As Greer looked around at all their friendly, open faces, she gained the courage to say out loud what she had never thought she could.
“There is another aspect to the gift that I was born with. It’s a gift that’s been in one woman in every generation for as long as anyone can remember. It’s true that Joshua seems to have inherited a different version of the sight, because there are no other women in the line. I was an only child and so is he, but that’s not what I’m talking about.”
Greer felt a trembling in her chest, and she cast around in her mind for a way to continue. She ran her tongue over her ample lips; her mouth had gone suddenly dry. “Basically, it comes to this.” Greer took a deep breath, and what she knew might be a last look at friends who thought her sane, and dove in. “I believe I can effect changes in the natural world, subtle usually, and I’ve never tried anything like what I want to do tonight. I know I can’t do it alone, but if anyone wants to help me, I’m willing to try.”
There was a hushed, uncertain intake of breath around the circle of friends.
Finally it was Luke who spoke. “Are you saying you can do magic?”
“I wouldn’t call it that. It’s more like tuning in to energies that are already out there and turning up their volume, but for lack of a better word . . . yes,” Greer said, and the word had a finality to it, like the sound of a sealing casket.
“And what is it you want to do?” Whitney asked, looking nonplussed and fearless as usual.
“I want to try to bring the rain,” Greer said.
Another energized hush ensued, this one so long that Greer thought she should go in her house and close the door and lock herself in a closet where she belonged.

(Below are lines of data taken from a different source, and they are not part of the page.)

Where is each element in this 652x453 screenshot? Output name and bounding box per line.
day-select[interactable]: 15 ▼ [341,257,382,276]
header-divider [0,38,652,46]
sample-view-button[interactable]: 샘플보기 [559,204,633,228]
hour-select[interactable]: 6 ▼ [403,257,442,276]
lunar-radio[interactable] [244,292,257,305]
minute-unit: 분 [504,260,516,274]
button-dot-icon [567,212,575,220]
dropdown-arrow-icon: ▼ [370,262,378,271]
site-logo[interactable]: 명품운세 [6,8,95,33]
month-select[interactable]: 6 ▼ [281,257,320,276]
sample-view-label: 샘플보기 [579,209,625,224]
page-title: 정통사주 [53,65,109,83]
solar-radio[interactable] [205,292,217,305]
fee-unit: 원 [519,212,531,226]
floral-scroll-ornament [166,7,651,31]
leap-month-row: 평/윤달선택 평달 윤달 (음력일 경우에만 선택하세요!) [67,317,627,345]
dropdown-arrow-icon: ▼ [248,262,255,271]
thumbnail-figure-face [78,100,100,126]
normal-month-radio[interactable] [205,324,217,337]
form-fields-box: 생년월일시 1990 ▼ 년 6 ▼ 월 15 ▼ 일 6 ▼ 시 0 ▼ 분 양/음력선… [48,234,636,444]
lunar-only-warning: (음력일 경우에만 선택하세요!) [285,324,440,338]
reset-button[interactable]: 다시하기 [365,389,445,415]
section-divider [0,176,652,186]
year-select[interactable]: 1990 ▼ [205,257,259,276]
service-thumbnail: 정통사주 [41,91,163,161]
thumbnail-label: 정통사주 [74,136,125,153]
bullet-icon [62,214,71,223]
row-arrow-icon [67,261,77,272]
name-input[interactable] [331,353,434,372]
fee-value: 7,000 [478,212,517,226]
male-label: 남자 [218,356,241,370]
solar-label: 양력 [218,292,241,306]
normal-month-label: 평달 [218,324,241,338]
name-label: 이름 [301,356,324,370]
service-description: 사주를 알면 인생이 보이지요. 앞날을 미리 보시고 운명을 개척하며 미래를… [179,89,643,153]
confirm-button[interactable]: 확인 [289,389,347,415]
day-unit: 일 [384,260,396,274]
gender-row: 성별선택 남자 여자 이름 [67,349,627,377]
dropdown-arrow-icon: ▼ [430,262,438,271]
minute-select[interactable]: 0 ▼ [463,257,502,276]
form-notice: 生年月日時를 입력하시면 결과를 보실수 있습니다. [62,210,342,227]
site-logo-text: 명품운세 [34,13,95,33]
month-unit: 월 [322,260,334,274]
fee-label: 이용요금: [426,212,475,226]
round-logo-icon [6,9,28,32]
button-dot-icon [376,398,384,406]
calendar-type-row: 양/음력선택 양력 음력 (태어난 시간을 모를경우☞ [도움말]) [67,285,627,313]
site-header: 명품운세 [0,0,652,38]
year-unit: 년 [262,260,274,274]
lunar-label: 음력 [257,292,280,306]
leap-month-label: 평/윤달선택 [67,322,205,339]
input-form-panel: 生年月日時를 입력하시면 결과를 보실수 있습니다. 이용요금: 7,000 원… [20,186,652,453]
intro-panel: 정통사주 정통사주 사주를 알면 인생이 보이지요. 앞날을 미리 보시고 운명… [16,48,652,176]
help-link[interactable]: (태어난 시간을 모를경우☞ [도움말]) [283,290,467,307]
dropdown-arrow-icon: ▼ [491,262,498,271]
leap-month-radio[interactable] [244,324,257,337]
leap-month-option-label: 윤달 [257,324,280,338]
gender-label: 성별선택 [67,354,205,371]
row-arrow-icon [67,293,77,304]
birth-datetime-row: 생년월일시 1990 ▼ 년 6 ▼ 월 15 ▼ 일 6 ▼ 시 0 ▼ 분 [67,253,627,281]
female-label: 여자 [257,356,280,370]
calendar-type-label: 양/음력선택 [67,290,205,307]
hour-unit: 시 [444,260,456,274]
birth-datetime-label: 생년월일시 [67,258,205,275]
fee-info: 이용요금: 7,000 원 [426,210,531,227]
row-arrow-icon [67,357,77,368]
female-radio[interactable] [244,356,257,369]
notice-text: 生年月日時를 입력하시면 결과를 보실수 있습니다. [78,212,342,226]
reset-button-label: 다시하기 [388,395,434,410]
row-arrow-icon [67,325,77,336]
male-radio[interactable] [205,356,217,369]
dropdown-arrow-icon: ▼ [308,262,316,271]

Then, after a long, slow intake of
breath and a dramatic nod, Luke said in his firm, rumbling voice, “I like it.”
Greer’s head shot up in surprise. “What?”

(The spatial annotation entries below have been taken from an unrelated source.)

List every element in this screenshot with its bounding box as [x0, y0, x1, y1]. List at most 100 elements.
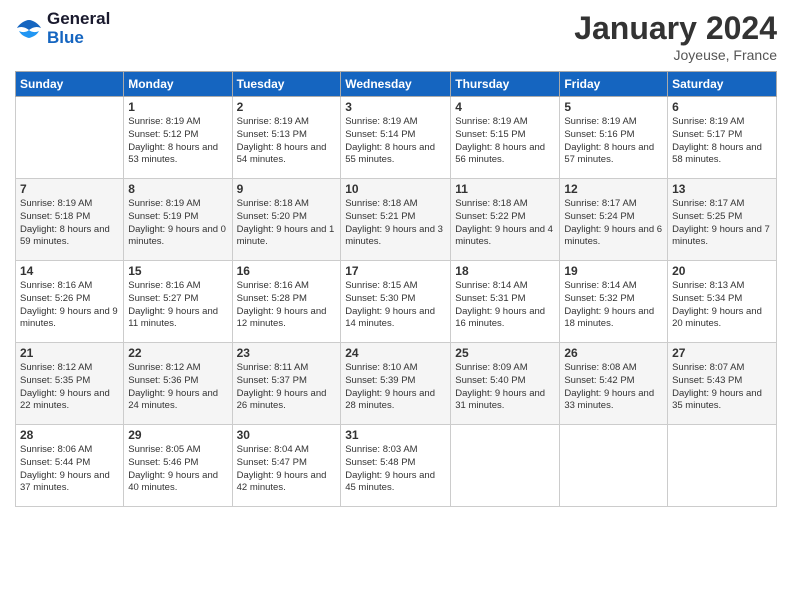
col-friday: Friday: [560, 72, 668, 97]
day-info: Sunrise: 8:19 AMSunset: 5:15 PMDaylight:…: [455, 116, 555, 167]
day-info: Sunrise: 8:19 AMSunset: 5:17 PMDaylight:…: [672, 116, 772, 167]
day-info: Sunrise: 8:19 AMSunset: 5:16 PMDaylight:…: [564, 116, 663, 167]
table-row: 7 Sunrise: 8:19 AMSunset: 5:18 PMDayligh…: [16, 179, 124, 261]
week-row-4: 21 Sunrise: 8:12 AMSunset: 5:35 PMDaylig…: [16, 343, 777, 425]
col-sunday: Sunday: [16, 72, 124, 97]
table-row: 1 Sunrise: 8:19 AMSunset: 5:12 PMDayligh…: [124, 97, 232, 179]
table-row: 2 Sunrise: 8:19 AMSunset: 5:13 PMDayligh…: [232, 97, 341, 179]
col-tuesday: Tuesday: [232, 72, 341, 97]
table-row: 30 Sunrise: 8:04 AMSunset: 5:47 PMDaylig…: [232, 425, 341, 507]
day-number: 15: [128, 264, 227, 278]
day-info: Sunrise: 8:10 AMSunset: 5:39 PMDaylight:…: [345, 362, 446, 413]
table-row: [16, 97, 124, 179]
table-row: 15 Sunrise: 8:16 AMSunset: 5:27 PMDaylig…: [124, 261, 232, 343]
day-info: Sunrise: 8:17 AMSunset: 5:24 PMDaylight:…: [564, 198, 663, 249]
table-row: 19 Sunrise: 8:14 AMSunset: 5:32 PMDaylig…: [560, 261, 668, 343]
table-row: 23 Sunrise: 8:11 AMSunset: 5:37 PMDaylig…: [232, 343, 341, 425]
table-row: 28 Sunrise: 8:06 AMSunset: 5:44 PMDaylig…: [16, 425, 124, 507]
table-row: 12 Sunrise: 8:17 AMSunset: 5:24 PMDaylig…: [560, 179, 668, 261]
month-title: January 2024: [574, 10, 777, 47]
day-info: Sunrise: 8:05 AMSunset: 5:46 PMDaylight:…: [128, 444, 227, 495]
table-row: 22 Sunrise: 8:12 AMSunset: 5:36 PMDaylig…: [124, 343, 232, 425]
table-row: 14 Sunrise: 8:16 AMSunset: 5:26 PMDaylig…: [16, 261, 124, 343]
day-info: Sunrise: 8:18 AMSunset: 5:22 PMDaylight:…: [455, 198, 555, 249]
table-row: [668, 425, 777, 507]
day-number: 29: [128, 428, 227, 442]
table-row: 29 Sunrise: 8:05 AMSunset: 5:46 PMDaylig…: [124, 425, 232, 507]
day-number: 14: [20, 264, 119, 278]
day-info: Sunrise: 8:04 AMSunset: 5:47 PMDaylight:…: [237, 444, 337, 495]
day-info: Sunrise: 8:13 AMSunset: 5:34 PMDaylight:…: [672, 280, 772, 331]
table-row: 31 Sunrise: 8:03 AMSunset: 5:48 PMDaylig…: [341, 425, 451, 507]
week-row-2: 7 Sunrise: 8:19 AMSunset: 5:18 PMDayligh…: [16, 179, 777, 261]
day-number: 17: [345, 264, 446, 278]
day-number: 21: [20, 346, 119, 360]
day-info: Sunrise: 8:19 AMSunset: 5:13 PMDaylight:…: [237, 116, 337, 167]
day-info: Sunrise: 8:09 AMSunset: 5:40 PMDaylight:…: [455, 362, 555, 413]
day-info: Sunrise: 8:19 AMSunset: 5:19 PMDaylight:…: [128, 198, 227, 249]
logo-text: General: [47, 10, 110, 29]
page-container: General Blue January 2024 Joyeuse, Franc…: [0, 0, 792, 612]
table-row: 17 Sunrise: 8:15 AMSunset: 5:30 PMDaylig…: [341, 261, 451, 343]
day-info: Sunrise: 8:14 AMSunset: 5:32 PMDaylight:…: [564, 280, 663, 331]
day-info: Sunrise: 8:12 AMSunset: 5:35 PMDaylight:…: [20, 362, 119, 413]
day-number: 13: [672, 182, 772, 196]
day-info: Sunrise: 8:18 AMSunset: 5:20 PMDaylight:…: [237, 198, 337, 249]
day-info: Sunrise: 8:19 AMSunset: 5:14 PMDaylight:…: [345, 116, 446, 167]
day-number: 16: [237, 264, 337, 278]
day-info: Sunrise: 8:15 AMSunset: 5:30 PMDaylight:…: [345, 280, 446, 331]
calendar-table: Sunday Monday Tuesday Wednesday Thursday…: [15, 71, 777, 507]
table-row: 16 Sunrise: 8:16 AMSunset: 5:28 PMDaylig…: [232, 261, 341, 343]
day-number: 19: [564, 264, 663, 278]
table-row: 8 Sunrise: 8:19 AMSunset: 5:19 PMDayligh…: [124, 179, 232, 261]
location: Joyeuse, France: [574, 47, 777, 63]
day-number: 11: [455, 182, 555, 196]
day-number: 1: [128, 100, 227, 114]
col-wednesday: Wednesday: [341, 72, 451, 97]
day-number: 27: [672, 346, 772, 360]
week-row-1: 1 Sunrise: 8:19 AMSunset: 5:12 PMDayligh…: [16, 97, 777, 179]
table-row: 10 Sunrise: 8:18 AMSunset: 5:21 PMDaylig…: [341, 179, 451, 261]
day-info: Sunrise: 8:17 AMSunset: 5:25 PMDaylight:…: [672, 198, 772, 249]
header: General Blue January 2024 Joyeuse, Franc…: [15, 10, 777, 63]
day-number: 2: [237, 100, 337, 114]
day-info: Sunrise: 8:14 AMSunset: 5:31 PMDaylight:…: [455, 280, 555, 331]
table-row: 3 Sunrise: 8:19 AMSunset: 5:14 PMDayligh…: [341, 97, 451, 179]
day-number: 28: [20, 428, 119, 442]
col-thursday: Thursday: [451, 72, 560, 97]
table-row: 20 Sunrise: 8:13 AMSunset: 5:34 PMDaylig…: [668, 261, 777, 343]
table-row: 27 Sunrise: 8:07 AMSunset: 5:43 PMDaylig…: [668, 343, 777, 425]
week-row-5: 28 Sunrise: 8:06 AMSunset: 5:44 PMDaylig…: [16, 425, 777, 507]
day-number: 9: [237, 182, 337, 196]
day-number: 4: [455, 100, 555, 114]
table-row: 4 Sunrise: 8:19 AMSunset: 5:15 PMDayligh…: [451, 97, 560, 179]
day-number: 20: [672, 264, 772, 278]
table-row: 5 Sunrise: 8:19 AMSunset: 5:16 PMDayligh…: [560, 97, 668, 179]
day-info: Sunrise: 8:11 AMSunset: 5:37 PMDaylight:…: [237, 362, 337, 413]
day-info: Sunrise: 8:07 AMSunset: 5:43 PMDaylight:…: [672, 362, 772, 413]
day-info: Sunrise: 8:12 AMSunset: 5:36 PMDaylight:…: [128, 362, 227, 413]
table-row: 21 Sunrise: 8:12 AMSunset: 5:35 PMDaylig…: [16, 343, 124, 425]
table-row: 13 Sunrise: 8:17 AMSunset: 5:25 PMDaylig…: [668, 179, 777, 261]
day-info: Sunrise: 8:16 AMSunset: 5:27 PMDaylight:…: [128, 280, 227, 331]
table-row: [451, 425, 560, 507]
day-number: 23: [237, 346, 337, 360]
day-number: 30: [237, 428, 337, 442]
week-row-3: 14 Sunrise: 8:16 AMSunset: 5:26 PMDaylig…: [16, 261, 777, 343]
day-number: 26: [564, 346, 663, 360]
day-number: 18: [455, 264, 555, 278]
table-row: [560, 425, 668, 507]
day-number: 10: [345, 182, 446, 196]
day-number: 24: [345, 346, 446, 360]
title-block: January 2024 Joyeuse, France: [574, 10, 777, 63]
day-info: Sunrise: 8:08 AMSunset: 5:42 PMDaylight:…: [564, 362, 663, 413]
table-row: 18 Sunrise: 8:14 AMSunset: 5:31 PMDaylig…: [451, 261, 560, 343]
day-number: 3: [345, 100, 446, 114]
table-row: 24 Sunrise: 8:10 AMSunset: 5:39 PMDaylig…: [341, 343, 451, 425]
day-number: 5: [564, 100, 663, 114]
table-row: 26 Sunrise: 8:08 AMSunset: 5:42 PMDaylig…: [560, 343, 668, 425]
day-info: Sunrise: 8:16 AMSunset: 5:28 PMDaylight:…: [237, 280, 337, 331]
logo-subtext: Blue: [47, 29, 110, 48]
col-monday: Monday: [124, 72, 232, 97]
table-row: 11 Sunrise: 8:18 AMSunset: 5:22 PMDaylig…: [451, 179, 560, 261]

“I think it’s a fucking stellar idea,” Dario added. “What do we have to lose? Nothing.”
“Wait.” Luke held up a hand and narrowed his eyes at Greer. “Were you afraid to tell us this? You were, weren’t you?”
Greer nodded shyly.
“Damn, woman,” Luke said with a laugh and a shake of his head. “We’re Indians. Our people have been working with the elements since way before that Middle Eastern guy got nailed to a cross for doing pretty much the same thing.”
Jenny was on her feet. “I’m in. What do we do?”
There was only one face that was twisted in concerned distraction. Joshua was watching his mother suspiciously. “What are you doing?” he asked very quietly.
She knew why he was asking. If it would rain, it would give the brave people who were risking their lives a chance to beat this holocaust of a fire. And it wasn’t only the people and the property that Greer knew she had to try to help—it was the animals, the habitat, the very land itself. But Joshua knew that using her gift this way would cost her.
“It’s all right,” she said to him. “I understand how much strength this might take. That’s why I’m asking for help, so that it won’t all come from just me.” She kept her eyes fixed reassuringly on his until he looked away, resigned.
“Okay, I’ll help you,” he muttered.
“Thank you.”
“Let’s get going,” Leah said. “I would like to say, for the record, that this is probably the most bizarre thing I’ve ever done.”
Joshua looked at the banker for a moment, and then turning to the rest of the assembled, he asked, “Did anyone here not know that?”
Their part, apparently, was to sit around her in a circle.
“Everyone take hands,” Greer said, “and see if you can hum this same note that I’m making.”